Speaker
Description
Spatial omics technologies enable the study of molecular distribution patterns within the brain, offering critical insights into cellular organization and function. A significant challenge in this field is accurately mapping spatial omics data onto existing 3D brain atlases. Successful mapping would facilitate multimodal atlas creation, allow precise transfer of brain area labels from atlases to spatial omics samples, and thus unify brain area annotations across diverse experiments. Current approaches rely on image registration methods, which performs well for 2D-to-2D or 3D-to-3D alignment. However, spatial omics often necessitates 2D-to-3D alignment, requiring integration of sparse 2D omics slides into comprehensive 3D brain atlases. Additionally, traditional image-based registration methods fail to leverage the rich molecular abundance and distribution data intrinsic to spatial omics samples.

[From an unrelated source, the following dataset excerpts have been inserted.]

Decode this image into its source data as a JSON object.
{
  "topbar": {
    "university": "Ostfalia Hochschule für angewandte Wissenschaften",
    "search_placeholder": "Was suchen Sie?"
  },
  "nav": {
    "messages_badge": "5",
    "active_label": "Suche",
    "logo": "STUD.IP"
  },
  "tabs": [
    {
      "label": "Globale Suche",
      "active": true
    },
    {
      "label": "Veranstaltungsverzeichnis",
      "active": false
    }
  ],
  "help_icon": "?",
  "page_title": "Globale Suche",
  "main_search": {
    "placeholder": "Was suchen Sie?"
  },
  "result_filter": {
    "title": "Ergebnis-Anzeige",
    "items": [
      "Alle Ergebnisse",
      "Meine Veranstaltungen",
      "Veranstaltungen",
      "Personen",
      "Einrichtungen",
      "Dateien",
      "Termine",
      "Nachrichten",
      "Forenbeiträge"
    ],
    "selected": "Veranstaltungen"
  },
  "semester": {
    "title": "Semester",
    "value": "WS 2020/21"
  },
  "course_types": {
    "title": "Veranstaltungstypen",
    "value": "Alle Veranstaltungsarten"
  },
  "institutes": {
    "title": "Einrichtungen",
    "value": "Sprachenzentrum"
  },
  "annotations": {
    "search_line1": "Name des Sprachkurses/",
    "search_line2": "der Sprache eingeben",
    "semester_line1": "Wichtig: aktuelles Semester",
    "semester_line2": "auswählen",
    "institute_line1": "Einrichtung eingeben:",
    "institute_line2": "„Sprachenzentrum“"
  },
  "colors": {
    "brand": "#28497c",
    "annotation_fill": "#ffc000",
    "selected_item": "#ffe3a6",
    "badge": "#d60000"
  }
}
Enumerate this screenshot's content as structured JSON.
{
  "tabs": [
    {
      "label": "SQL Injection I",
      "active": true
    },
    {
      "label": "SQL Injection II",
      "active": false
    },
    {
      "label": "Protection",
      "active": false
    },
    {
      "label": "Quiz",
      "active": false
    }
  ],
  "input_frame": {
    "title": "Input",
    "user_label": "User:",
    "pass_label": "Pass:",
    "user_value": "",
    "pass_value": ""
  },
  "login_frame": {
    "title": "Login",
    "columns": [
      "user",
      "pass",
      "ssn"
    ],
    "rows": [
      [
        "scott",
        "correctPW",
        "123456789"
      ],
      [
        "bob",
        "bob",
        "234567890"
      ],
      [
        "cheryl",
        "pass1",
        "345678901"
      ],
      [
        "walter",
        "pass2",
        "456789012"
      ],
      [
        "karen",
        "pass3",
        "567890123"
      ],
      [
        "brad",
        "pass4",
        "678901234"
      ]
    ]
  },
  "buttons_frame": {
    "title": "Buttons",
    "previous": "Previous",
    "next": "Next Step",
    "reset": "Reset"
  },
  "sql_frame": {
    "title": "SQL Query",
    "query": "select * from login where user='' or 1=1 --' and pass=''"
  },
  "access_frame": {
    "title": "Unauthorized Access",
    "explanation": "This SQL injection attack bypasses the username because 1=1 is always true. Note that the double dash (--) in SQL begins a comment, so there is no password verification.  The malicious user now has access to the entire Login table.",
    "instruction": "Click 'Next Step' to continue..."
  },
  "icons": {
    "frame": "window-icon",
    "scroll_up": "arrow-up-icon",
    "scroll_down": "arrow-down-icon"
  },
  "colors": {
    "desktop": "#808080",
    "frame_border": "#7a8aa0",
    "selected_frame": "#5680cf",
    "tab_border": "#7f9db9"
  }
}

To address these limitations, we propose a novel deep learning-based, feature-driven approach for mapping spatial omics data onto 3D atlases. Our strategy begins by creating robust unimodal embeddings for each data modality. To subsequently map unimodal omics embeddings to histology embeddings, we employ multimodal machine learning techniques based on self-supervised contrastive learning and multimodal optimal transport. We evaluate learning strategies both with and without leveraging spatial location information derived from image-based registration, aiming to anchor spatial omics samples effectively within existing 3D brain atlases.
In this talk, I will provide an overview of our current unimodal and multimodal representation learning frameworks, highlighting recent results from integrating mouse brain histological atlases with spatial transcriptomics (MERFISH) and spatial lipidomics (MALDI-MSI) data. Furthermore, I will discuss how these results can be extended and applied to BigBrain and human brain samples.